Aucun d'eux n'évoque avec moi un quelconque malaise, aucun d'eux ne rechigne à l'entraînement, mais je pressens les premiers signes de frustration et d' inquiétude autour de l'arrivée tapageuse de Karabatic. Sans qu'il nécessite d'être extralucide, mon rôle de manager consiste aussi à percer cette chape de silence circonspect que le sport de haut niveau impose à ses acteurs. Les joueurs ont l'habitude de se taire, à moi d'interpréter les sentiments profonds dissimulés derrière leurs façades de muets.

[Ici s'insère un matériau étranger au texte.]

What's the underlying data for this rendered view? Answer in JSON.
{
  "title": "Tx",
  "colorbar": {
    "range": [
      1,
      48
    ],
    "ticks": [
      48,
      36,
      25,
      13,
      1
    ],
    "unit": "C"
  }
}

Certes, dans la société actuelle, la construction des trajectoires et des parcours apparaît de plus en plus individualisée. Mais elle l'est encore davantage pour des handballeurs placés en situation de concurrence permanente au cours de leur construction adolescente et post-adolescente. Des joueurs habitués à se mesurer et à se confronter avec leurs pairs pour intégrer le niveau professionnel, puis la sélection nationale. Or, sur ce sujet, il m'arrive souvent d'être abordé par des chefs d'entreprise, des managers soucieux d'insuffler une dynamique positive dans une collectivité où chacun tire à hue et à dia. "Et vous, Claude,, quel est votre secret pour préserver l'harmonie entre tous ces champions de caractère, dans un groupe où la compétition fait rage, sans jamais que les jalousies n'altèrent le rendement de l'équipe ? .....J'insiste sur l'importance de valoriser ces joueurs remplaçants dont la tâche délicate consiste à accompagner et favoriser le rendement de leur numéro 1. De concurrents potentiels, ils doivent se muer en collaborateurs, en associés, en auxiliaires de performance. Sans eux, l'autre n'est plus qu'un soliste sans orchestre. Sans eux, ses habits de star ne sont plus que des oripeaux de paillettes et de vent.
Les gens brillantissimes ne mettent pas les mains dans le cambouis. Ça ne fait pas don de sa personne dans l’intérêt supérieur de la collectivité.